The lineup was eclectic, and showcased artists who were influenced by and played very different genres of music. At one point of the night you would hear swooning jazz sounds, to be greeted with psychedelic rock just 20 minutes later.


Cheap Fakes brought everyone to their feet, as the seven-piece band played with theatrical lighting and displayed a contagious bouncy energy that spread across the venue like wildfire.


Afterwards, Twin Haus brought the crowd to a unifying sway, with their shoegaze inspired ambient musical numbers. Their clear crisp harmonising vocals were reminiscent of the sounds of Radiohead, as the swooning lyrics were a fascinating prelude to the closing act of the night.


Baskervillain closed the event with their electrifying rock sounds, taking a final burst of energy onto the crowd and allowing everyone in attendance to savagely embrace the last dance of the night.

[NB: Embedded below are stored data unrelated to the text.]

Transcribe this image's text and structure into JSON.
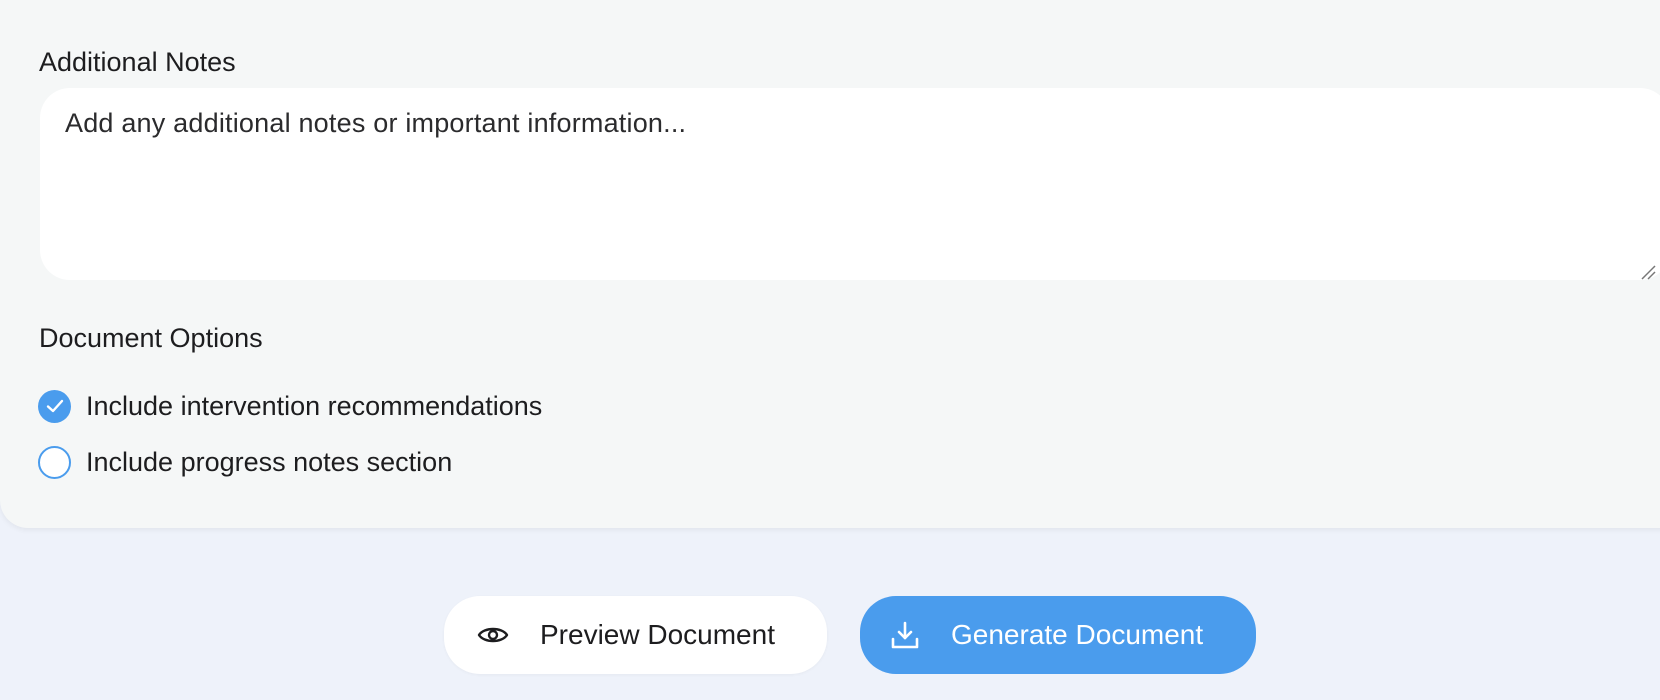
{
  "notes": {
    "label": "Additional Notes",
    "placeholder": "Add any additional notes or important information..."
  },
  "options": {
    "label": "Document Options",
    "items": [
      {
        "label": "Include intervention recommendations",
        "checked": true
      },
      {
        "label": "Include progress notes section",
        "checked": false
      }
    ]
  },
  "actions": {
    "preview_label": "Preview Document",
    "preview_icon": "eye-icon",
    "generate_label": "Generate Document",
    "generate_icon": "download-icon"
  },
  "colors": {
    "accent": "#4a9ced",
    "card_background": "#f5f7f7",
    "page_background": "#eef2fa"
  }
}
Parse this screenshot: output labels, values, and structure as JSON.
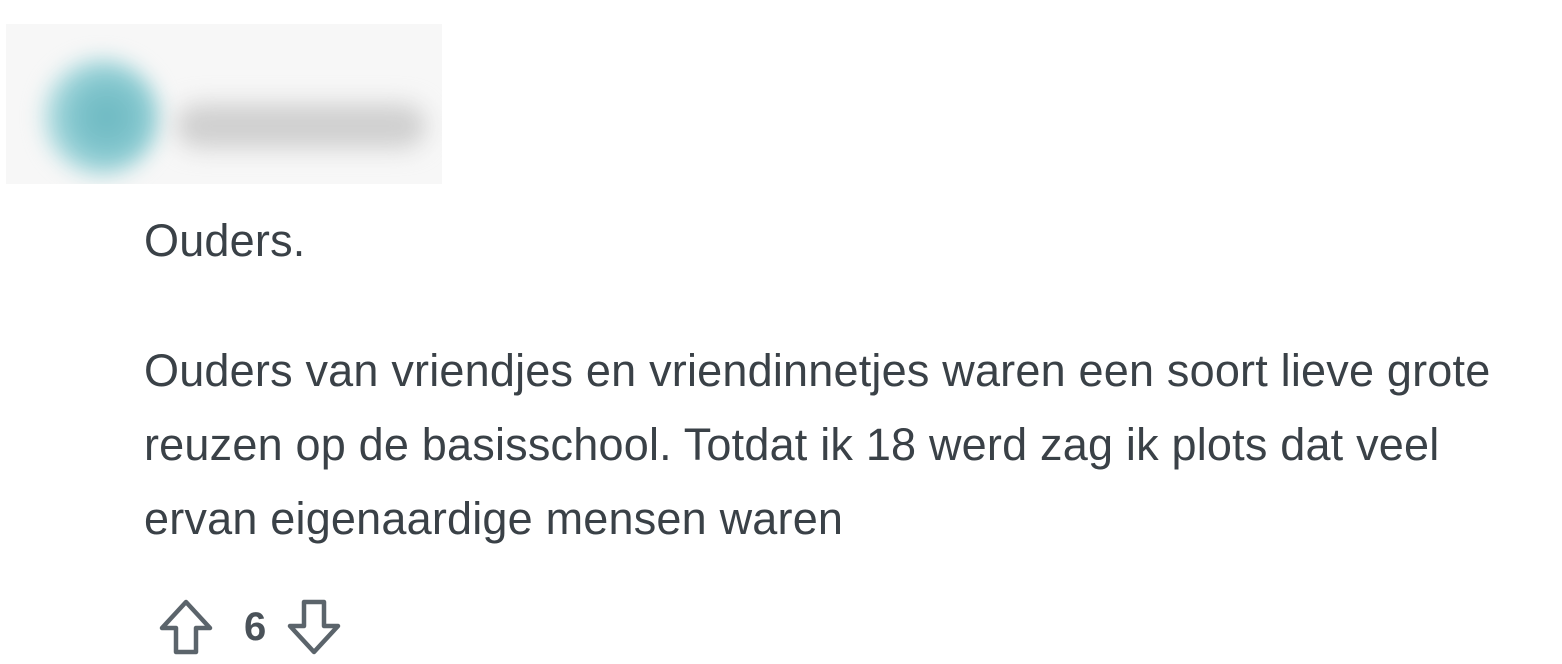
{
  "author": {
    "avatar": "blurred-avatar",
    "username": ""
  },
  "comment": {
    "paragraphs": [
      "Ouders.",
      "Ouders van vriendjes en vriendinnetjes waren een soort lieve grote reuzen op de basisschool. Totdat ik 18 werd zag ik plots dat veel ervan eigenaardige mensen waren"
    ]
  },
  "votes": {
    "count": "6",
    "upvote_icon": "arrow-up-outline-icon",
    "downvote_icon": "arrow-down-outline-icon"
  },
  "colors": {
    "text": "#3a4147",
    "icon": "#5b646b",
    "avatar_accent": "#6ab7c0"
  }
}
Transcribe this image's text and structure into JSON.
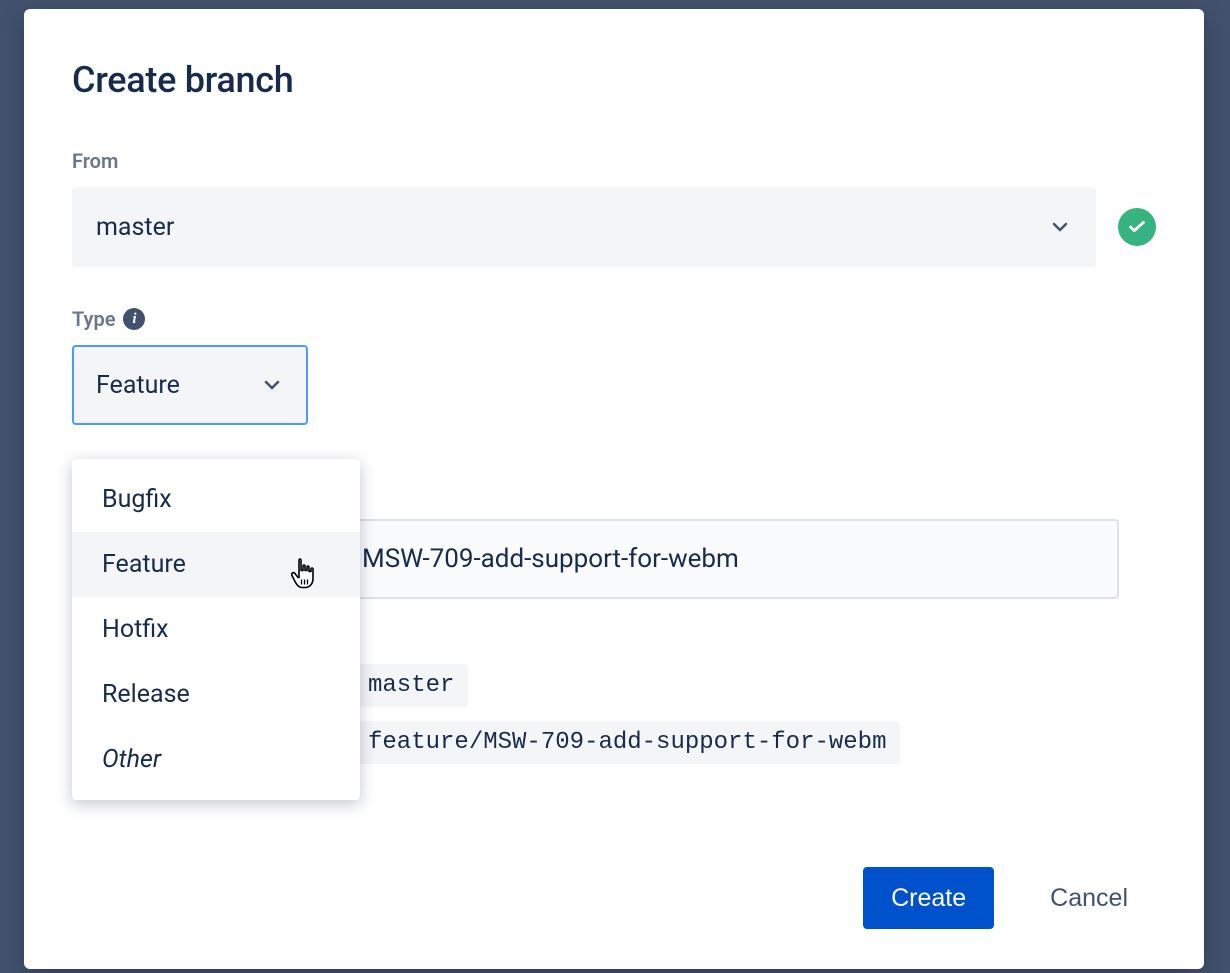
{
  "dialog": {
    "title": "Create branch",
    "from": {
      "label": "From",
      "value": "master"
    },
    "type": {
      "label": "Type",
      "value": "Feature",
      "options": [
        "Bugfix",
        "Feature",
        "Hotfix",
        "Release",
        "Other"
      ]
    },
    "branch_name": {
      "value": "MSW-709-add-support-for-webm"
    },
    "code": {
      "master": "master",
      "feature": "feature/MSW-709-add-support-for-webm"
    },
    "buttons": {
      "create": "Create",
      "cancel": "Cancel"
    }
  }
}
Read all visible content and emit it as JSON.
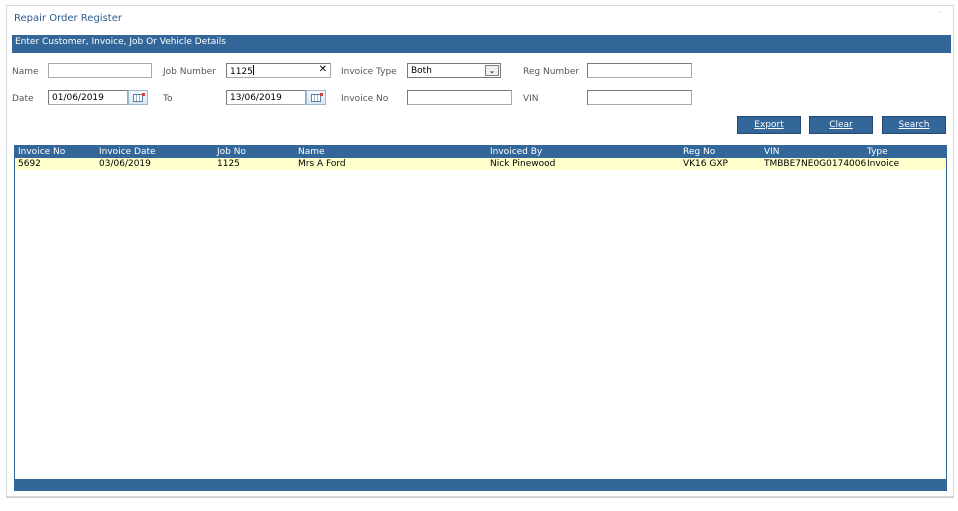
{
  "window": {
    "title": "Repair Order Register"
  },
  "filters": {
    "header": "Enter Customer, Invoice, Job Or Vehicle Details",
    "name_label": "Name",
    "name_value": "",
    "job_number_label": "Job Number",
    "job_number_value": "1125",
    "invoice_type_label": "Invoice Type",
    "invoice_type_value": "Both",
    "reg_number_label": "Reg Number",
    "reg_number_value": "",
    "date_label": "Date",
    "date_from_value": "01/06/2019",
    "to_label": "To",
    "date_to_value": "13/06/2019",
    "invoice_no_label": "Invoice No",
    "invoice_no_value": "",
    "vin_label": "VIN",
    "vin_value": ""
  },
  "buttons": {
    "export": "Export",
    "clear": "Clear",
    "search": "Search"
  },
  "grid": {
    "columns": [
      "Invoice No",
      "Invoice Date",
      "Job No",
      "Name",
      "Invoiced By",
      "Reg No",
      "VIN",
      "Type"
    ],
    "rows": [
      [
        "5692",
        "03/06/2019",
        "1125",
        "Mrs A Ford",
        "Nick Pinewood",
        "VK16 GXP",
        "TMBBE7NE0G0174006",
        "Invoice"
      ]
    ]
  },
  "colors": {
    "accent": "#336699",
    "selected_row": "#ffffcc",
    "title": "#2d5a8c"
  }
}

One of the greatest things about live music is the element of discovery. By organising free music gigs and festivals, it is encouraging fans of live music to attend without having to pay to discover. It allows people to shrug their shoulders on a night when they have nothing better to do, and to potentially experience the musical euphoria that comes with discovering one’s new favourite song or artist.

Whether you were able to attend BIGSOUND or not, free concerts like these provided those who missed out with the pure experience of enjoying music without worrying about their wallet. These events place the experience before anything else, and restore a type of understanding as to why music matters.

Listening to a song in live action is fundamentally different to listening to it via Soundcloud or Youtube or the radio, and dancing to the previously unfamiliar sounds of the acts who performed at First Night Fever led to familiar feelings of nostalgia that will linger with everyone who danced the night away.